Most people are familiar with the Search for Extraterrestrial Intelligences (SETI) program, the scientific endeavor to use radio telescopes here on Earth to detect transmissions that might be coming from alien intelligences in other solar systems. While some attempts at SETI research date back to the very early days of radio it was in 1980 that Carl Sagan, Bruce Murray and Louis Friedman founded the Planetary Society which has served as a focal point for SETI research. Despite many years of searching thousands of possible nearby stars to date the SETI program has failed so far to find a single signal that is unequivocally from an alien intelligence.
Our Galaxy is a big place however, and for every star that has been observed looking for intelligent signals there are thousands that have not. In other words the work of SETI has barely begun. In fact its hardly surprising that, in a Galaxy filled with literally billions of worlds where life could exist our first few attempts to find it should come up empty.
So the scientists at SETI did what scientists always do when they need to expand their search efforts in order to obtain more data. Develop a broader search program, design more sensitive equipment, and look for more funding.
Enter the Breakthrough Initiative. Breakthrough is the brainchild of Russian Billionaire Yuri Milner who is funding a series of high-risk scientific studies that have the potential to revolutionize human society if any one of them should succeed. In other words Milner expects most of his initiatives to fail but he’s hoping for at least one Breakthrough!

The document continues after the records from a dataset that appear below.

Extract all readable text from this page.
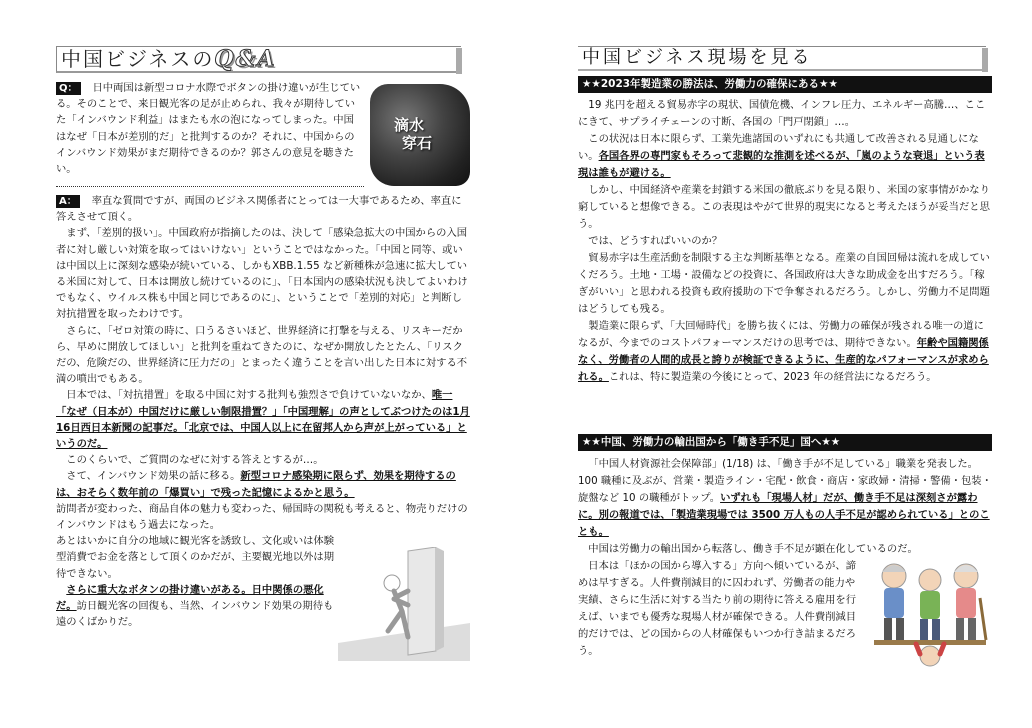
中国ビジネスのQ&A
Q： 日中両国は新型コロナ水際でボタンの掛け違いが生じている。そのことで、来日観光客の足が止められ、我々が期待していた「インバウンド利益」はまたも水の泡になってしまった。中国はなぜ「日本が差別的だ」と批判するのか？それに、中国からのインバウンド効果がまだ期待できるのか？郭さんの意見を聴きたい。
滴水
穿石

A： 率直な質問ですが、両国のビジネス関係者にとっては一大事であるため、率直に答えさせて頂く。

まず、「差別的扱い」。中国政府が指摘したのは、決して「感染急拡大の中国からの入国者に対し厳しい対策を取ってはいけない」ということではなかった。「中国と同等、或いは中国以上に深刻な感染が続いている、しかもXBB.1.55 など新種株が急速に拡大している米国に対して、日本は開放し続けているのに」、「日本国内の感染状況も決してよいわけでもなく、ウイルス株も中国と同じであるのに」、ということで「差別的対応」と判断し対抗措置を取ったわけです。

さらに、「ゼロ対策の時に、口うるさいほど、世界経済に打撃を与える、リスキーだから、早めに開放してほしい」と批判を重ねてきたのに、なぜか開放したとたん、「リスクだの、危険だの、世界経済に圧力だの」とまったく違うことを言い出した日本に対する不満の噴出でもある。

日本では、「対抗措置」を取る中国に対する批判も強烈さで負けていないなか、唯一「なぜ（日本が）中国だけに厳しい制限措置？」「中国理解」の声としてぶつけたのは1月16日西日本新聞の記事だ。「北京では、中国人以上に在留邦人から声が上がっている」というのだ。

このくらいで、ご質問のなぜに対する答えとするが…。

さて、インバウンド効果の話に移る。新型コロナ感染期に限らず、効果を期待するのは、おそらく数年前の「爆買い」で残った記憶によるかと思う。
訪問者が変わった、商品自体の魅力も変わった、帰国時の関税も考えると、物売りだけのインバウンドはもう過去になった。

あとはいかに自分の地域に観光客を誘致し、文化或いは体験型消費でお金を落として頂くのかだが、主要観光地以外は期待できない。

さらに重大なボタンの掛け違いがある。日中関係の悪化だ。訪日観光客の回復も、当然、インバウンド効果の期待も遠のくばかりだ。

中国ビジネス現場を見る
★★2023年製造業の勝法は、労働力の確保にある★★

19 兆円を超える貿易赤字の現状、国債危機、インフレ圧力、エネルギー高騰…、ここにきて、サプライチェーンの寸断、各国の「門戸閉鎖」…。

この状況は日本に限らず、工業先進諸国のいずれにも共通して改善される見通しにない。各国各界の専門家もそろって悲観的な推測を述べるが、「嵐のような衰退」という表現は誰もが避ける。

しかし、中国経済や産業を封鎖する米国の徹底ぶりを見る限り、米国の家事情がかなり窮していると想像できる。この表現はやがて世界的現実になると考えたほうが妥当だと思う。

では、どうすればいいのか？

貿易赤字は生産活動を制限する主な判断基準となる。産業の自国回帰は流れを成していくだろう。土地・工場・設備などの投資に、各国政府は大きな助成金を出すだろう。「稼ぎがいい」と思われる投資も政府援助の下で争奪されるだろう。しかし、労働力不足問題はどうしても残る。

製造業に限らず、「大回帰時代」を勝ち抜くには、労働力の確保が残される唯一の道になるが、今までのコストパフォーマンスだけの思考では、期待できない。年齢や国籍関係なく、労働者の人間的成長と誇りが検証できるように、生産的なパフォーマンスが求められる。これは、特に製造業の今後にとって、2023 年の経営法になるだろう。

★★中国、労働力の輸出国から「働き手不足」国へ★★

「中国人材資源社会保障部」(1/18) は、「働き手が不足している」職業を発表した。100 職種に及ぶが、営業・製造ライン・宅配・飲食・商店・家政婦・清掃・警備・包装・旋盤など 10 の職種がトップ。いずれも「現場人材」だが、働き手不足は深刻さが露わに。別の報道では、「製造業現場では 3500 万人もの人手不足が認められている」とのことも。

中国は労働力の輸出国から転落し、働き手不足が顕在化しているのだ。

日本は「ほかの国から導入する」方向へ傾いているが、諦めは早すぎる。人件費削減目的に囚われず、労働者の能力や実績、さらに生活に対する当たり前の期待に答える雇用を行えば、いまでも優秀な現場人材が確保できる。人件費削減目的だけでは、どの国からの人材確保もいつか行き詰まるだろう。
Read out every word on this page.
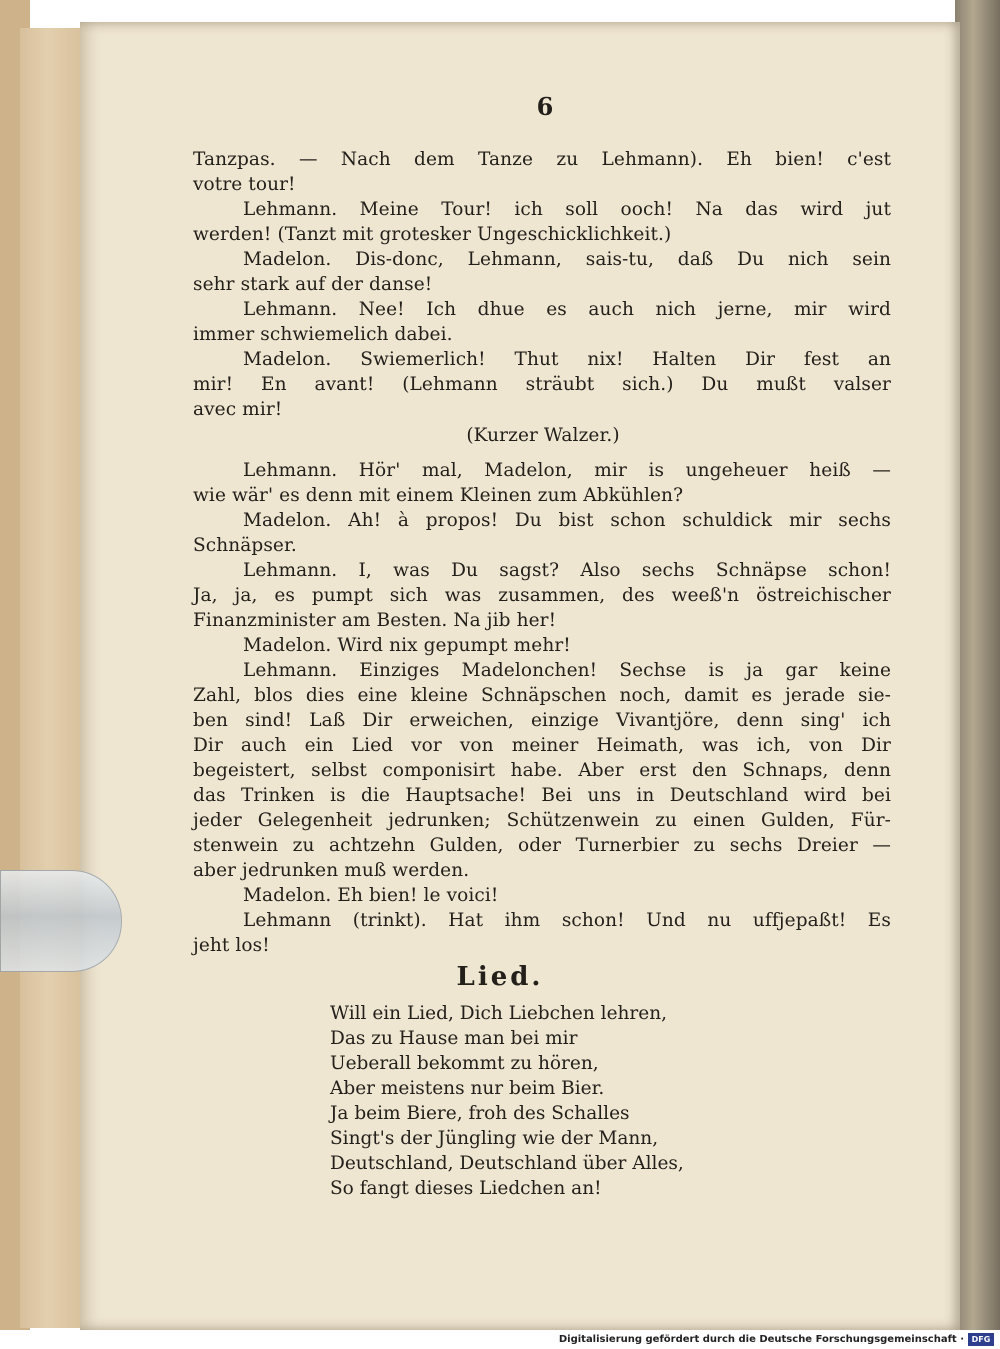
6
Tanzpas. — Nach dem Tanze zu Lehmann). Eh bien! c'est
votre tour!
Lehmann. Meine Tour! ich soll ooch! Na das wird jut
werden! (Tanzt mit grotesker Ungeschicklichkeit.)
Madelon. Dis-donc, Lehmann, sais-tu, daß Du nich sein
sehr stark auf der danse!
Lehmann. Nee! Ich dhue es auch nich jerne, mir wird
immer schwiemelich dabei.
Madelon. Swiemerlich! Thut nix! Halten Dir fest an
mir! En avant! (Lehmann sträubt sich.) Du mußt valser
avec mir!
(Kurzer Walzer.)
Lehmann. Hör' mal, Madelon, mir is ungeheuer heiß —
wie wär' es denn mit einem Kleinen zum Abkühlen?
Madelon. Ah! à propos! Du bist schon schuldick mir sechs
Schnäpser.
Lehmann. I, was Du sagst? Also sechs Schnäpse schon!
Ja, ja, es pumpt sich was zusammen, des weeß'n östreichischer
Finanzminister am Besten. Na jib her!
Madelon. Wird nix gepumpt mehr!
Lehmann. Einziges Madelonchen! Sechse is ja gar keine
Zahl, blos dies eine kleine Schnäpschen noch, damit es jerade sie-
ben sind! Laß Dir erweichen, einzige Vivantjöre, denn sing' ich
Dir auch ein Lied vor von meiner Heimath, was ich, von Dir
begeistert, selbst componisirt habe. Aber erst den Schnaps, denn
das Trinken is die Hauptsache! Bei uns in Deutschland wird bei
jeder Gelegenheit jedrunken; Schützenwein zu einen Gulden, Für-
stenwein zu achtzehn Gulden, oder Turnerbier zu sechs Dreier —
aber jedrunken muß werden.
Madelon. Eh bien! le voici!
Lehmann (trinkt). Hat ihm schon! Und nu uffjepaßt! Es
jeht los!
Lied.
Will ein Lied, Dich Liebchen lehren,
Das zu Hause man bei mir
Ueberall bekommt zu hören,
Aber meistens nur beim Bier.
Ja beim Biere, froh des Schalles
Singt's der Jüngling wie der Mann,
Deutschland, Deutschland über Alles,
So fangt dieses Liedchen an!
Digitalisierung gefördert durch die Deutsche Forschungsgemeinschaft · DFG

The Breakthrough Initiative’s contribution to SETI comes in the form of a $100 million dollar grant called Breakthrough Listen that is being managed by the SETI Research Center at the University of California at Berkeley. The large size of that grant has allowed the Breakthrough Listen team to obtain time on several of the biggest radio telescopes including the 100-meter fully steerable telescope at Green Bank Observatory in West Virginia, the world’s largest, and the 64 meter telescope at Parkes Observatory in New South Wales Australia. By taking observations from one radio dish in the northern hemisphere and one in the southern the scientists are able to study the radio emissions coming from any star in the sky.
Even with that extra funding and better instruments however Breakthrough Listen still has an enormous amount of work to accomplish. In an effort to concentrate their efforts on the most likely targets the Breakthrough Listen astronomers have begun listening to stars that are known to have planets thanks to the efforts of the Kepler Space Telescope. In my post of 28th April 2018 I discussed how the Kepler Space Telescope succeeded in discovering more than 2500 planets around other stars by measuring the small drop in the star’s brightness as one or more of its planets passed in front of it. The breakthrough Listen team can now make use of Kepler’s results in order to thoroughly examine those stars known to have planets before continuing on to other targets.
In fact we might even think in reverse and first consider examining those stars where the inhabitants, if any, could see the Earth and the other planets of our solar system crossing in front of the face of our Sun. The possible alien civilizations around those stars might actually have already discovered Earth and be trying to contact us at this very moment! The stars that fit that criteria are those that lie along or near the plane of the ecliptic, the path the Sun takes through the background stars every year.
This new search effort was conceived by and is being led by Sofia Sheikh, a graduate student at the Department of Astronomy and Astrophysics at Penn State University. To date the team has accumulated and released over four petabytes worth of data but sadly no definitive signal from any aliens. Ms. Sheikh and the other Breakthrough Listen scientists will keep at it however; after all there are only another 200 billion stars in our Milky Way left to examine.
And if you think about it, isn’t that the whole idea behind the Breakthrough initiative? To invest in research that has little chance of success, but will change the world if it does?